CIF Syntax

Syntax for the CIF Format


We have already covered the syntax employed in CIFs by example. Here a more formal summary of the rules is presented, which includes some details we have not yet considered.

  1. A text string is a string of printable ASCII characters bounded by blanks, matching single quotes (') or double quotes ("), or (if the string extends over several physical records) by a semicolon as the first character of the first and trailing lines.
  2. A data name is a text string starting with an underline (_) character.
  3. A data item is a text string not starting with an underline, but preceded by a data name to identify it.
  4. A data loop is a list of data names, preceded by `loop_' and followed by a list of data items.
  5. A data block is a collection of data names (looped or not) and data items preceded by a data_xxxx code record (the xxxx represents an arbitrary text string).
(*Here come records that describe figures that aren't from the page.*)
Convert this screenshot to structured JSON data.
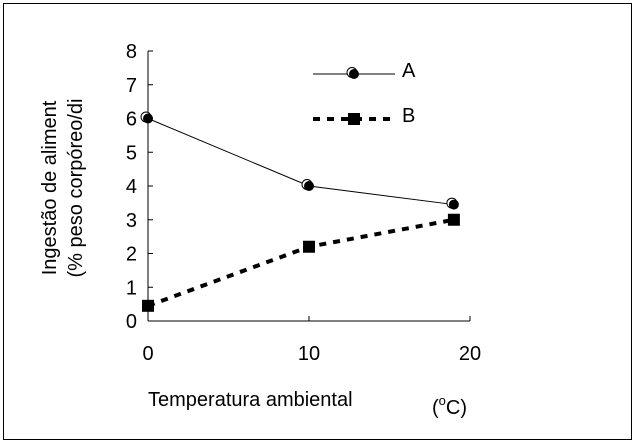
{
  "chart_data": {
    "type": "line",
    "xlabel": "Temperatura ambiental",
    "xunit_base": "(",
    "xunit_sup": "o",
    "xunit_rest": "C)",
    "ylabel_line1": "Ingestão de aliment",
    "ylabel_line2": "(% peso corpóreo/di",
    "xlim": [
      0,
      20
    ],
    "ylim": [
      0,
      8
    ],
    "x_ticks": [
      0,
      10,
      20
    ],
    "y_ticks": [
      0,
      1,
      2,
      3,
      4,
      5,
      6,
      7,
      8
    ],
    "grid": false,
    "legend_position": "top-right",
    "series": [
      {
        "name": "A",
        "style": "solid",
        "marker": "circle",
        "color": "#000000",
        "x": [
          0,
          10,
          19
        ],
        "y": [
          6.0,
          4.0,
          3.45
        ]
      },
      {
        "name": "B",
        "style": "dashed",
        "marker": "square",
        "color": "#000000",
        "x": [
          0,
          10,
          19
        ],
        "y": [
          0.45,
          2.2,
          3.0
        ]
      }
    ]
  }
}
A data name must be unique within a data block. A data block is terminated by another data_ statement or by the end of file.
  6. A data file is a collection of data blocks. The block codes must be unique within a data file.
  7. A hash character (#) introduces a comment - all further text to the end of a line may be ignored.
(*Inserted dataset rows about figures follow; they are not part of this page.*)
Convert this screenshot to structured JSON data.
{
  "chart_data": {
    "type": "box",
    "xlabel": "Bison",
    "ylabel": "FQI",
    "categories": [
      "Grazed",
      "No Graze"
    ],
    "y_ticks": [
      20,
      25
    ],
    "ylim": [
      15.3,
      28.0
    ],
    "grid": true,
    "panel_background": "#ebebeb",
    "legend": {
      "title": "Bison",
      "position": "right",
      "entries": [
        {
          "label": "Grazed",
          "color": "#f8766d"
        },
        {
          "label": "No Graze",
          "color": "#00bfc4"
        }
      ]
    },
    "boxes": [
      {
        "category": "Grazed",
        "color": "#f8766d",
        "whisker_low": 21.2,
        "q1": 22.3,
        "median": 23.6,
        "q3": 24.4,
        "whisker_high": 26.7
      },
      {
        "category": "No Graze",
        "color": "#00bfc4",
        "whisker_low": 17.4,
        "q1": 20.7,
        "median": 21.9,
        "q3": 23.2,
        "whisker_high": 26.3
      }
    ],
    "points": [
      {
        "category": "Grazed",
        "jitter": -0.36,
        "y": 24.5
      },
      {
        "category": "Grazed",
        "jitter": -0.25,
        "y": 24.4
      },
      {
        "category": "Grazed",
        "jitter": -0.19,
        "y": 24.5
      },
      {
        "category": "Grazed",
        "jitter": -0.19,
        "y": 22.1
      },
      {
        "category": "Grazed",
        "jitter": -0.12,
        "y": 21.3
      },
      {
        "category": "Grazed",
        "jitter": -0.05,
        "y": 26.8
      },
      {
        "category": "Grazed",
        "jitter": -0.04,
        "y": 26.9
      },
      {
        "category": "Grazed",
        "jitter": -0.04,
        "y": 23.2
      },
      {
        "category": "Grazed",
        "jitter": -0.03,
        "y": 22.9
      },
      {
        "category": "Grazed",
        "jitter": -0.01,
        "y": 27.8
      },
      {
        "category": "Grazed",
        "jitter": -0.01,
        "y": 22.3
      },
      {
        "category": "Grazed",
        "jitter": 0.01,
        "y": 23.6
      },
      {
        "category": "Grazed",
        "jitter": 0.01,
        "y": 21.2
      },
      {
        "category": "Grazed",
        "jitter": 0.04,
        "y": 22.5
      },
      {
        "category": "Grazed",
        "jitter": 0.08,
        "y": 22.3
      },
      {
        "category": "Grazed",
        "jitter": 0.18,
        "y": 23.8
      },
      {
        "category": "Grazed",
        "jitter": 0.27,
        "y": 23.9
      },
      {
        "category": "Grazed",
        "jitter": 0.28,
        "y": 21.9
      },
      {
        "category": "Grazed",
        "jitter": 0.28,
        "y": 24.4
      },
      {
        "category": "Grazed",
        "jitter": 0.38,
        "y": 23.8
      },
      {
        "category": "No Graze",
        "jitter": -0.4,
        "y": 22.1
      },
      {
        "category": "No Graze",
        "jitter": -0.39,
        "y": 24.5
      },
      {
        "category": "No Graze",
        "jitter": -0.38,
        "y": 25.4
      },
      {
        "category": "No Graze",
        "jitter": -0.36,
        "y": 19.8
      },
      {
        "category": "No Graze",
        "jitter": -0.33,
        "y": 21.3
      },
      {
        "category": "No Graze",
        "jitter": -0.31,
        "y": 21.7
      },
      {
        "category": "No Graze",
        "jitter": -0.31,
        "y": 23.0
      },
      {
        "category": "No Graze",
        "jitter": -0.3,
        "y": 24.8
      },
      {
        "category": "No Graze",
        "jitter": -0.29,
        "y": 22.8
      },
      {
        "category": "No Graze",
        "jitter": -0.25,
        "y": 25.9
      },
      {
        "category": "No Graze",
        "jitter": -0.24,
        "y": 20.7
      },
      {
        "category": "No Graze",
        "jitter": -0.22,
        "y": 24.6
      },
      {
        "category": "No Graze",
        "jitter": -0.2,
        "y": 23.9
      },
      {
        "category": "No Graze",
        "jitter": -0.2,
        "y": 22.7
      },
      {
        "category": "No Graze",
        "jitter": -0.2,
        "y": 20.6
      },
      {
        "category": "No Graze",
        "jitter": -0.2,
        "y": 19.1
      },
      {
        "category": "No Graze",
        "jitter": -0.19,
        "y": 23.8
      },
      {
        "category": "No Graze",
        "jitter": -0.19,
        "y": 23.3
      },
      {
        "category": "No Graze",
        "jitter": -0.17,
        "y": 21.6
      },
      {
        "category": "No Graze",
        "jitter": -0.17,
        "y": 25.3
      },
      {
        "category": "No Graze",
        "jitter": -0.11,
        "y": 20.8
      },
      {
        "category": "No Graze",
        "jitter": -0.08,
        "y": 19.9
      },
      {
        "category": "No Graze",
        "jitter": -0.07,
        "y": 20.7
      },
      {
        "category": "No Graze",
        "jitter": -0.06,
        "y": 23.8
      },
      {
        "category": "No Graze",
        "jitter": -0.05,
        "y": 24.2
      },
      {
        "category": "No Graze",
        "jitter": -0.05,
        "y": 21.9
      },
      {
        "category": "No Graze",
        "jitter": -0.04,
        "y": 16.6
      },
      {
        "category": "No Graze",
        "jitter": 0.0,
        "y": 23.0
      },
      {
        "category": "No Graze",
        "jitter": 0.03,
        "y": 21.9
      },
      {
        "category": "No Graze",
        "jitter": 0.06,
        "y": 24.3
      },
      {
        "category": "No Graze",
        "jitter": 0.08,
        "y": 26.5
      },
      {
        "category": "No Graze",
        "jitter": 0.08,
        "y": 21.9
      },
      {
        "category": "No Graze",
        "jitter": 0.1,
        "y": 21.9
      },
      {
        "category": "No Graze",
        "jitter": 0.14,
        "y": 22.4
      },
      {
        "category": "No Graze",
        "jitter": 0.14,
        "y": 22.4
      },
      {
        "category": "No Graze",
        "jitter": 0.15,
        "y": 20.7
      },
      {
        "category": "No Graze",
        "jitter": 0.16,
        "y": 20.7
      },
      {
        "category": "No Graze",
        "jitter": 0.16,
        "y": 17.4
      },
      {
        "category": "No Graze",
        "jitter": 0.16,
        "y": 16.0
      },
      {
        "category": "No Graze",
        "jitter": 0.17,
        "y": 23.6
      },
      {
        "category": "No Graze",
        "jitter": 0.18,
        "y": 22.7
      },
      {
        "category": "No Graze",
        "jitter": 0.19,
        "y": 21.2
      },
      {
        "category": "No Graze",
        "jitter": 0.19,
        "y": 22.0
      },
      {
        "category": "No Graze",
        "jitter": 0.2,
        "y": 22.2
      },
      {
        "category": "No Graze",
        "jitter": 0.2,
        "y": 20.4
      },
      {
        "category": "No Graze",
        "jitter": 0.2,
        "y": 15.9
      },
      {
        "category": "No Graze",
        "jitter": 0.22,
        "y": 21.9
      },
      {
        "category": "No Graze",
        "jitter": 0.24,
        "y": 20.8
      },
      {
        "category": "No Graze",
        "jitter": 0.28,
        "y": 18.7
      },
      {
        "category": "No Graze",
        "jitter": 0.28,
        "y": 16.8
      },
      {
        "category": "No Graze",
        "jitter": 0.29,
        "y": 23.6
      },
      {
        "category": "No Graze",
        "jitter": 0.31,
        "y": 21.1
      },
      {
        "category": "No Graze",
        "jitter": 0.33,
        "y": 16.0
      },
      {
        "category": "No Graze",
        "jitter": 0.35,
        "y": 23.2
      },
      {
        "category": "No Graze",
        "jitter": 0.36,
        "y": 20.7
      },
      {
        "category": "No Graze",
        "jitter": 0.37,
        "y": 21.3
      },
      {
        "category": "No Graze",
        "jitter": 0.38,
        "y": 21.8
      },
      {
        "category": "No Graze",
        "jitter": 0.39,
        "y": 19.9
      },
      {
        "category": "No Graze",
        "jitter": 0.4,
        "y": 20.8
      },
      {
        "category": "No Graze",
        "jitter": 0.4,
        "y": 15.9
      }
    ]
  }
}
These rules are a large subset of the syntax rules governing Self-Defining Text Archive and Retrieval (STAR) files, as described by Hall (1991). The Crystallographic Information File is a particular application of STAR, with some additional restrictions to facilitate crystallographic use. These are:

  1. Lines must not exceed 80 characters in length.
  2. Data names and block codes may not exceed 32 characters in length, and should be treated as case-insensitive. NOTE This only applies to CIF's which conform to the Core Dictionary Version 1. There is NO formal restriction in Version 2 (though in practise the length is restricted to 76 characters).
  3. Data items are recognised as being of number or character type. A text string that is more than 80 characters long, and so extends over more than one line, is of type text, which may be regarded as a subset of the character type.
  4. A data item is of type number if it starts with a digit, plus, minus or period [0-9+-.].
  5. A number may be given in integer, floating-point or scientific notation. A trailing integer within parentheses is understood to be the estimated standard deviation in the final digit(s) of the number.
  6. A data item is of type text if it extends over more than one line. Semicolons as the first character of the first and last lines bound the data.
  7. A data item is of type character if it is not a number or text.
  8. Only one level of loop_ is permitted. Nested loops must be stored as lists within a text field.
  9. Numeric data with physical significance have a default unit stated in the CIF Dictionary. Some alternative units are permitted for certain data items. The indexing data name then has a units extension as specified in the CIF Dictionary.